A linear actuator ball spline device,
A spline shaft and a moving body,
The spline shaft is an elongated structure extending in one direction, and this extending direction is defined as the axial direction. A plurality of rolling grooves extending in the axial direction are formed on the surface of the spline shaft. Provided,
The moving body includes a main body, two rotors, and a plurality of rolling elements,
The main body has a through hole set with the spline shaft, and an inner edge surface of the through hole has a rolling tank corresponding to the rolling groove, and the rolling groove and the rolling tank have one load. There is a mounting hole at each end of the through-hole, and the diameter of the mounting hole is larger than the diameter of the through-hole and both communicate with each other. There is a circulation hole installed opposite to the rolling tank and parallel to the rolling tank, both ends of the circulation hole communicate with the mounting hole, and the cross section of the circulation hole is circular,
The two rotors are housed in the two mounting holes, respectively, and the rotor has a circulation channel facing the rolling tank, the contour of the circulation channel is U-shaped, and both ends thereof are respectively Connected to the load passage and the circulation hole to constitute one circulation passage,
The plurality of rolling elements are installed in the circulation passage,
The circular flow path is divided into four parts, and the four parts are connected in order to become a rising part, a first rotating part, a second rotating part, and a connecting part, and the width is larger than the diameter of the rolling element.

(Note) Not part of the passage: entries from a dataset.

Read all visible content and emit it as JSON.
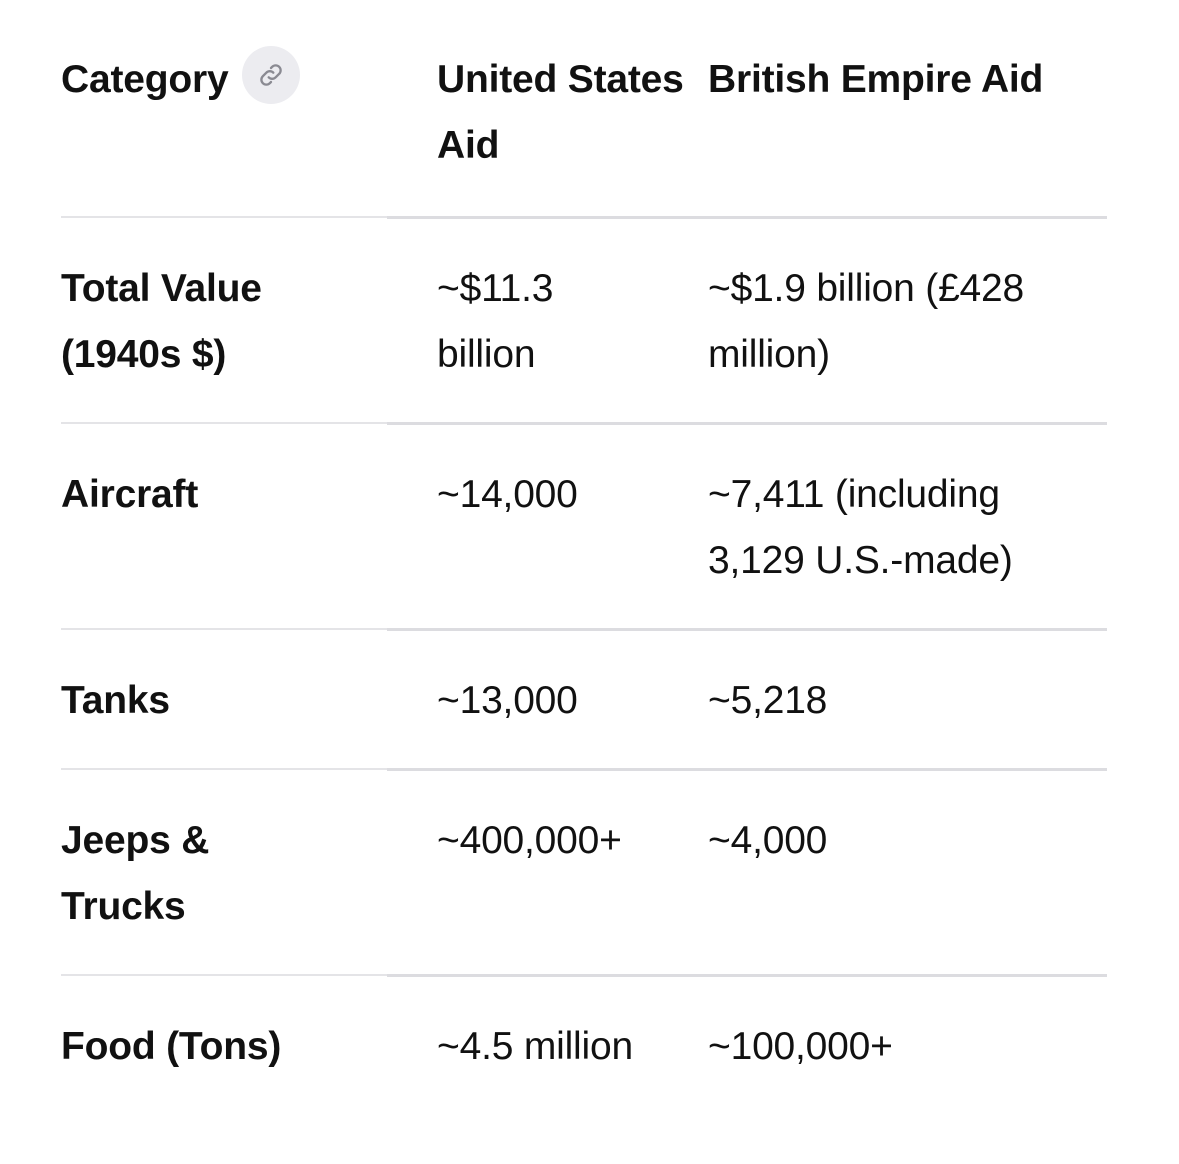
{
  "table": {
    "headers": {
      "category": "Category",
      "us_aid": "United States Aid",
      "british_aid": "British Empire Aid"
    },
    "link_icon": "link-icon",
    "rows": [
      {
        "category": "Total Value (1940s $)",
        "us_aid": "~$11.3 billion",
        "british_aid": "~$1.9 billion (£428 million)"
      },
      {
        "category": "Aircraft",
        "us_aid": "~14,000",
        "british_aid": "~7,411 (including 3,129 U.S.-made)"
      },
      {
        "category": "Tanks",
        "us_aid": "~13,000",
        "british_aid": "~5,218"
      },
      {
        "category": "Jeeps & Trucks",
        "us_aid": "~400,000+",
        "british_aid": "~4,000"
      },
      {
        "category": "Food (Tons)",
        "us_aid": "~4.5 million",
        "british_aid": "~100,000+"
      }
    ]
  }
}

Large linear actuator and ball spline device. The rising part with a portion is accommodated in the rolling groove, have a rise length a constant rise height, the elevated altitude less than increased length, and, the rising length of the rolling body or 0.25 times the diameter, and wherein said more than 0.5 times the diameter of the rolling body, the linear actuator ball spline device according to claim 1. Wherein and the second rotating portion and the first rotating portion to constitute one of the rotating portion, the radius of the inner contour of the rotating parts or 0.5 times the diameter of the rolling element, and less than or equal to the diameter of the rolling element The linear actuator / ball spline device according to claim 1, wherein   As seen from the axial direction of the first rotating part and the second rotating part, the contours of the bottoms of the first rotating part and the second rotating part are configured such that the first arc part and the second arc part are in contact with each other. The first arc part and the second arc part have different circle centers, and the length of the first arc part is greater than 0.5 times the length of the second arc part, and the length of the second arc part. 2. The linear actuator ball spline device according to claim 1, wherein the radius of the first arc portion is smaller than 0.8 times, and the radius of the first arc portion is smaller than the radius of the second arc portion.